A few phrases worth knowing
Some lines in the lyrics are easy to misread, or simply reward a closer look. Here are a few.
**独步炎凉 (dú bù yán liáng)** — Literally, *yán liáng* is “hot and cold,” but here it’s shorthand for *shìtài yánliáng* (世态炎凉): the fickleness of human feeling, the way the world warms to you or turns cold depending on your status. The line isn’t about walking through physical heat — it’s about walking *alone* through that fickle world.
**离散诀别 (lí sàn jué bié)** — *Lísàn* is being separated from family or loved ones; *juébié* is a final parting, the kind you never come back from. In two words, it sums up Mi Yue’s whole life: pulled away from family, from home, from Huang Xie, again and again.
**让天下骨肉相守 (gǔ ròu xiāng shǒu)** — *Gǔròu*, literally “bone and flesh,” means blood kin; *xiāngshǒu* means to stay close and not be parted. Paired with the “partings” line just before it, this becomes a prayer: *may the families of the world never be torn apart, but stay together.* It lands hardest precisely because the woman singing it was herself torn from her own family.
**爱恨入土方得安详 (ài hèn rù tǔ fāng dé ān xiáng)** — Only when love and hatred are buried in the earth can peace finally come. As long as you’re alive, feeling keeps its hold on you — a heavy thought for anyone who has lived as fiercely as she has.
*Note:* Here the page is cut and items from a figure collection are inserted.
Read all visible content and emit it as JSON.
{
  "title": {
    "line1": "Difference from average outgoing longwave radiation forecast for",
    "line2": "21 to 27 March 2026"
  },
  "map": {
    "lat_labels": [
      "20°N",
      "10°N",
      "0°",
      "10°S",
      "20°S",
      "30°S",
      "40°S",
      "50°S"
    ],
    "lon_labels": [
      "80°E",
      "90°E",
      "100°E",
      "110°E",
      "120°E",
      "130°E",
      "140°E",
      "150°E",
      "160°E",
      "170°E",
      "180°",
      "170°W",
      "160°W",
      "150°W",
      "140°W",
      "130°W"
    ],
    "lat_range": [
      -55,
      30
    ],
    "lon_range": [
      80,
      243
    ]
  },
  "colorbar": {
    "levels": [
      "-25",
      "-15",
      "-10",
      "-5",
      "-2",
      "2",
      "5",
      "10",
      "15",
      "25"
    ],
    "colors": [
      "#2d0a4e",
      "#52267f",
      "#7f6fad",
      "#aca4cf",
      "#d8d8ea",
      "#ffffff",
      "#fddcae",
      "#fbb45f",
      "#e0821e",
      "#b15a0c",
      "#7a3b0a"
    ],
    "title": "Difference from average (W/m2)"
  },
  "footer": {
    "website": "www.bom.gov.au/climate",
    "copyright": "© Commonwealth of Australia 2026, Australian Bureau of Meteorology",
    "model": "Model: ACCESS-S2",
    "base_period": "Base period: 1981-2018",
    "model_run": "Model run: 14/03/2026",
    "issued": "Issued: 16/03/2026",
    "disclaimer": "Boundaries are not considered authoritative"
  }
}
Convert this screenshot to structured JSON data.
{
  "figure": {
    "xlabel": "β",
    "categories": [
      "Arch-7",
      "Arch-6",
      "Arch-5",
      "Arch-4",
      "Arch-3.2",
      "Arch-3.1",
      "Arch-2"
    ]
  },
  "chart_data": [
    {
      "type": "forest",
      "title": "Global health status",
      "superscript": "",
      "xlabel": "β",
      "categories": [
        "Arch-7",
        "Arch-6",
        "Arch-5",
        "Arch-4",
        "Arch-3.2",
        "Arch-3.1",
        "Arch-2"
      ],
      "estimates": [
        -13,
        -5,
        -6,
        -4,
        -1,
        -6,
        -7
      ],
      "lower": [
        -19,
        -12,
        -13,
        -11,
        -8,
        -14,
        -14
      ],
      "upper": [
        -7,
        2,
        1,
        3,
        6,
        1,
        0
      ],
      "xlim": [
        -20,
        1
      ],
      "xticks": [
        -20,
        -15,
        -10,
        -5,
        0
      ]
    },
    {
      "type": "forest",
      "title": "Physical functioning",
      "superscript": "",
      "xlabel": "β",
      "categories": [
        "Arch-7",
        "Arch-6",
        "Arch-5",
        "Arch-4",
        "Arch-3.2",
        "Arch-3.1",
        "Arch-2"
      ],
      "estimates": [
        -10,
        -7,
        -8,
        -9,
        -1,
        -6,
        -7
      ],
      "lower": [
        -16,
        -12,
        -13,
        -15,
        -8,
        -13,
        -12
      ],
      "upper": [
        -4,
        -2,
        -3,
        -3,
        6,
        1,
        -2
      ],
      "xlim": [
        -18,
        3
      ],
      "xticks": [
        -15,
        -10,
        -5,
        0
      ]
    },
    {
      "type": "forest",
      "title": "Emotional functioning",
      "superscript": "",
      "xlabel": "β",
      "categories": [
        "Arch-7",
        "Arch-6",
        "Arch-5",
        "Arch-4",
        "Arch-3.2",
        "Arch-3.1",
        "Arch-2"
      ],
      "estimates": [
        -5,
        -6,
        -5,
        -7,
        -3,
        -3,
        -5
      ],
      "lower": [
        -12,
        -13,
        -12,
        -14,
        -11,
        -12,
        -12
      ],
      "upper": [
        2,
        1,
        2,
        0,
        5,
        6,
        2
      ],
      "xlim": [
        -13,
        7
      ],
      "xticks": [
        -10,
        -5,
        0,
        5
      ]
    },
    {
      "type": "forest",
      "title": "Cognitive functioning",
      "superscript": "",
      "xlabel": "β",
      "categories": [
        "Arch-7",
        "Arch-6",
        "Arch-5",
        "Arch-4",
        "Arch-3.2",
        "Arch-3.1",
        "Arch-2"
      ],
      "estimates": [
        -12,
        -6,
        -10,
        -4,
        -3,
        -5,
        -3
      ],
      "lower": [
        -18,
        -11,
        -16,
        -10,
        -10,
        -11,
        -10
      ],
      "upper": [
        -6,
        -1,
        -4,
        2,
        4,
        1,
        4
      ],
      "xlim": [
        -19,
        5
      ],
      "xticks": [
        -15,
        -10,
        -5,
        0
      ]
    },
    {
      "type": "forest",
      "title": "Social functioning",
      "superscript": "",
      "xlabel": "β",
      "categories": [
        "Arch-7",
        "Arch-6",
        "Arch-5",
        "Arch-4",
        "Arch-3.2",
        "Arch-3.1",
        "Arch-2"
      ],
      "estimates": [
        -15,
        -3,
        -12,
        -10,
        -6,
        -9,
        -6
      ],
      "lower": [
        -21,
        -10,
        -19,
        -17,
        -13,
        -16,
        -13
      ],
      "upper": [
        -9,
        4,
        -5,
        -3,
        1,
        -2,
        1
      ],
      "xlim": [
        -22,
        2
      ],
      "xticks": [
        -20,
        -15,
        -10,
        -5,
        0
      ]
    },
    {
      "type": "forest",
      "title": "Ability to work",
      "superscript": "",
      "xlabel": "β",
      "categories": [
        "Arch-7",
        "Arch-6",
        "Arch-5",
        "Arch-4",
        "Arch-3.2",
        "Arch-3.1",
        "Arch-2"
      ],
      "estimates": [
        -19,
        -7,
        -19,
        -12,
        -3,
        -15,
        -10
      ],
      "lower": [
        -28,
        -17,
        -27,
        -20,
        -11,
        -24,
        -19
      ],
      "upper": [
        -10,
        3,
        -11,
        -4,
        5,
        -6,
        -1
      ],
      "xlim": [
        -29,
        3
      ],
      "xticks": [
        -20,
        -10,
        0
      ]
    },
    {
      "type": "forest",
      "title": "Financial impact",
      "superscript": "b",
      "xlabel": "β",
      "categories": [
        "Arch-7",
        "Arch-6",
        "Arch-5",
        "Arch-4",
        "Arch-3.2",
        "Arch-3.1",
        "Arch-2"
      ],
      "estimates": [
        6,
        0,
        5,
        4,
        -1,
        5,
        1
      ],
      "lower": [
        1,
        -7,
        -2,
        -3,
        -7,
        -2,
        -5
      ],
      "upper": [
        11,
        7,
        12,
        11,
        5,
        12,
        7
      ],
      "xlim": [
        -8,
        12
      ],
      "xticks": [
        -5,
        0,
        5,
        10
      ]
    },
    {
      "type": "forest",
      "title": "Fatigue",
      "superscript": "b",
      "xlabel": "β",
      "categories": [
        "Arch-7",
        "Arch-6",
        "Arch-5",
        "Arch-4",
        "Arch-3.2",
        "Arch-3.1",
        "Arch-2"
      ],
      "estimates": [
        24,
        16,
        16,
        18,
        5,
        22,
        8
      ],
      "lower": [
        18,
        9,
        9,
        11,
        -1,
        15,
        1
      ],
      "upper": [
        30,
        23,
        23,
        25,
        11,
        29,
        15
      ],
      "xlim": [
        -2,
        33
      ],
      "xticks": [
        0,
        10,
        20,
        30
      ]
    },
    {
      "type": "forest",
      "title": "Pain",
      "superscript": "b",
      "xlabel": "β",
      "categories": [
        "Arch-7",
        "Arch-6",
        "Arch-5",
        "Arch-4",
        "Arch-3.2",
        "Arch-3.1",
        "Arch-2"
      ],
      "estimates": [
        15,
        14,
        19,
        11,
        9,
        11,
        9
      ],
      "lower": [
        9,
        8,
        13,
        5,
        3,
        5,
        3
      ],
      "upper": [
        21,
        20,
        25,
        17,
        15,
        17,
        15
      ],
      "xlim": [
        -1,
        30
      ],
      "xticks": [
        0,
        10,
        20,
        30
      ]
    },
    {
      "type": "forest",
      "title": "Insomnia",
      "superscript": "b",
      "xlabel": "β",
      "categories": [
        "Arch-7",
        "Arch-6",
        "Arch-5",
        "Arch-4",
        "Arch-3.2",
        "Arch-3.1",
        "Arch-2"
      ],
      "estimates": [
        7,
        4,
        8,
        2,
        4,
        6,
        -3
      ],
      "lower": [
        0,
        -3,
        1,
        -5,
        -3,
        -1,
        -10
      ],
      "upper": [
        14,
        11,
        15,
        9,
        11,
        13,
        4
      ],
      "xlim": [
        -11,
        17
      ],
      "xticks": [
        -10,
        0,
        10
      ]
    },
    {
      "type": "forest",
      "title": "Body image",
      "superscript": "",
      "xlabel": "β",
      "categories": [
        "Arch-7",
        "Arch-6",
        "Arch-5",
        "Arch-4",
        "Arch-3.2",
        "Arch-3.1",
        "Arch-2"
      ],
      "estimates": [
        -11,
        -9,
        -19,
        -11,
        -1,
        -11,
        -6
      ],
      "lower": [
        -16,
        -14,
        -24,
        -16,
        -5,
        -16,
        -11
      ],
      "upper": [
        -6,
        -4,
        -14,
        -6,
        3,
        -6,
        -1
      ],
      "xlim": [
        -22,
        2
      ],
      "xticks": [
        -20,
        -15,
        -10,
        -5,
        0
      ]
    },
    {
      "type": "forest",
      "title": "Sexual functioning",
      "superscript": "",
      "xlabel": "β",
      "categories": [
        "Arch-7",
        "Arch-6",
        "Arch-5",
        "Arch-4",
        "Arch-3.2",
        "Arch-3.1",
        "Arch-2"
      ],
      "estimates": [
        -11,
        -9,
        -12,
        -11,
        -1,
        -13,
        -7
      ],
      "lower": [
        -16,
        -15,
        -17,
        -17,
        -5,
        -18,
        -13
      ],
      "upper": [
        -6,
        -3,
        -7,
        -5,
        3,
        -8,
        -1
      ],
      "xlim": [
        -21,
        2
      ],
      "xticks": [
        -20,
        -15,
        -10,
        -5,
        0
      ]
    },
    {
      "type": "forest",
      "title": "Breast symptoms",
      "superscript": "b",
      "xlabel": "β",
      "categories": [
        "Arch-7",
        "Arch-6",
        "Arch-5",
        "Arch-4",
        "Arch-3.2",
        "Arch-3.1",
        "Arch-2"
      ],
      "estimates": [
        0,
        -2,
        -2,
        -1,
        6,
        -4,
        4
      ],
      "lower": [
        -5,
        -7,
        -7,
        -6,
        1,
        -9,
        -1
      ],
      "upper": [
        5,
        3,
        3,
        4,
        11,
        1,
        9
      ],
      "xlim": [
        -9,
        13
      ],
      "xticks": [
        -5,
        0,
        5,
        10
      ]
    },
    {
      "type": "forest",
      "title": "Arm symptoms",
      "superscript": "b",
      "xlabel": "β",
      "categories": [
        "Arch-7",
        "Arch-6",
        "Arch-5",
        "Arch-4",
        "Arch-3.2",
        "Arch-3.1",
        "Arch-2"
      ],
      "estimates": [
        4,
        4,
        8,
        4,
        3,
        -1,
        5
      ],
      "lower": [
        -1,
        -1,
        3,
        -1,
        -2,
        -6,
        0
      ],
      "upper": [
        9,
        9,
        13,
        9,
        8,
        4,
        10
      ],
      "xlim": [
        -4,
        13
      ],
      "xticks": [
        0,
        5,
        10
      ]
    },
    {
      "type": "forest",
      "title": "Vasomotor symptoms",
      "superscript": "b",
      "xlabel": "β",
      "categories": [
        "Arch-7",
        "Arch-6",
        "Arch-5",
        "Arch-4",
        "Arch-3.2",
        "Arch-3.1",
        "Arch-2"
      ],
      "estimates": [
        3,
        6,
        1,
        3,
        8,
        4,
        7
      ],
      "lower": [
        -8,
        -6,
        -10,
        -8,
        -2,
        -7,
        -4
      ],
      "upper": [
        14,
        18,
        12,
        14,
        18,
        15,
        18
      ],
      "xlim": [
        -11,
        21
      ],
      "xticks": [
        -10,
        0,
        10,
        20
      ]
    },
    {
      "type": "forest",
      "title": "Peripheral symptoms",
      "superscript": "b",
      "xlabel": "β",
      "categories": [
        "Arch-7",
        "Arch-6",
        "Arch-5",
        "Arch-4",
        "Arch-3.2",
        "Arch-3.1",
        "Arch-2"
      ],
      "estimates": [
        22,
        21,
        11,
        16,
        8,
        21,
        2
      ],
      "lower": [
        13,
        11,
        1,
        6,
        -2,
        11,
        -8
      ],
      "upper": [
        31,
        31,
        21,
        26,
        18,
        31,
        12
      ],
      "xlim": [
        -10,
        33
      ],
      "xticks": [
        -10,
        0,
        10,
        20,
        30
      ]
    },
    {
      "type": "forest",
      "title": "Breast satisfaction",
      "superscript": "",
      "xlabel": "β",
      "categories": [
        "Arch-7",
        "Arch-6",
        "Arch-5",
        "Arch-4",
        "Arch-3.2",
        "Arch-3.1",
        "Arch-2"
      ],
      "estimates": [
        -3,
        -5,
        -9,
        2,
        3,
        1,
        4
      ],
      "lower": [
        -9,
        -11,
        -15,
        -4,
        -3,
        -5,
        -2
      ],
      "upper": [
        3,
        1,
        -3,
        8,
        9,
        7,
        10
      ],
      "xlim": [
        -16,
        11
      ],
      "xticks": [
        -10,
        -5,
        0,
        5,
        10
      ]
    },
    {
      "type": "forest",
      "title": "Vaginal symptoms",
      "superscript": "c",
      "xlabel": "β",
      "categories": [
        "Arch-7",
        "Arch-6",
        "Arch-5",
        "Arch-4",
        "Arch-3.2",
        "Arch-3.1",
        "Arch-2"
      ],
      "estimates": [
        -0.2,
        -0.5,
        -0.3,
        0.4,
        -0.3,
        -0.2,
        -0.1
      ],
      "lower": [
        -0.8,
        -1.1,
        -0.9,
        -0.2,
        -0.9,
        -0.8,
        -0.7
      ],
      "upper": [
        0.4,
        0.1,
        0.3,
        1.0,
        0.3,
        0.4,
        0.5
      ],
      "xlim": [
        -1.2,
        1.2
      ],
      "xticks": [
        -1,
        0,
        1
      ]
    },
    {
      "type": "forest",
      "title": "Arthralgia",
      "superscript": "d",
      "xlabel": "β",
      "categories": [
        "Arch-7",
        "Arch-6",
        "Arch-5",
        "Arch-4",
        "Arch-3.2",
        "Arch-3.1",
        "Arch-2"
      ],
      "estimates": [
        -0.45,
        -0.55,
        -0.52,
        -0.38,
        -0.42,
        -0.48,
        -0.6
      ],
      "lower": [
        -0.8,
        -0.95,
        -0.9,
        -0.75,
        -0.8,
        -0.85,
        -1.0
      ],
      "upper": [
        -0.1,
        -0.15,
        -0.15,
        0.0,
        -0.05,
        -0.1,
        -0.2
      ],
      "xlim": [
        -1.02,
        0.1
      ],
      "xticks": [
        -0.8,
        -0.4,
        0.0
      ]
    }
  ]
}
**满月格外荒凉 (gé wài huāng liáng)** — *Géwài* means “exceptionally, more than anything.” The full, perfect moon is, for that very reason, *especially* desolate. She has reached the top — the moon at its fullest — and yet her heart is the thing that’s missing a piece. That contrast is the whole of the title *Full Moon*, and there could be no better line to close on.
Closing thoughts
“Full Moon” is far more than a pretty opening theme. It’s the song of a woman who reached the very height of power, and who hears her own loneliness in the fullness of the moon. Chen Sisi’s clear voice and Wang Bei’s classical melody leave behind an aftertaste that is, as the Chinese reviews put it, *sorrowful but never bleak* — mournful, and yet noble.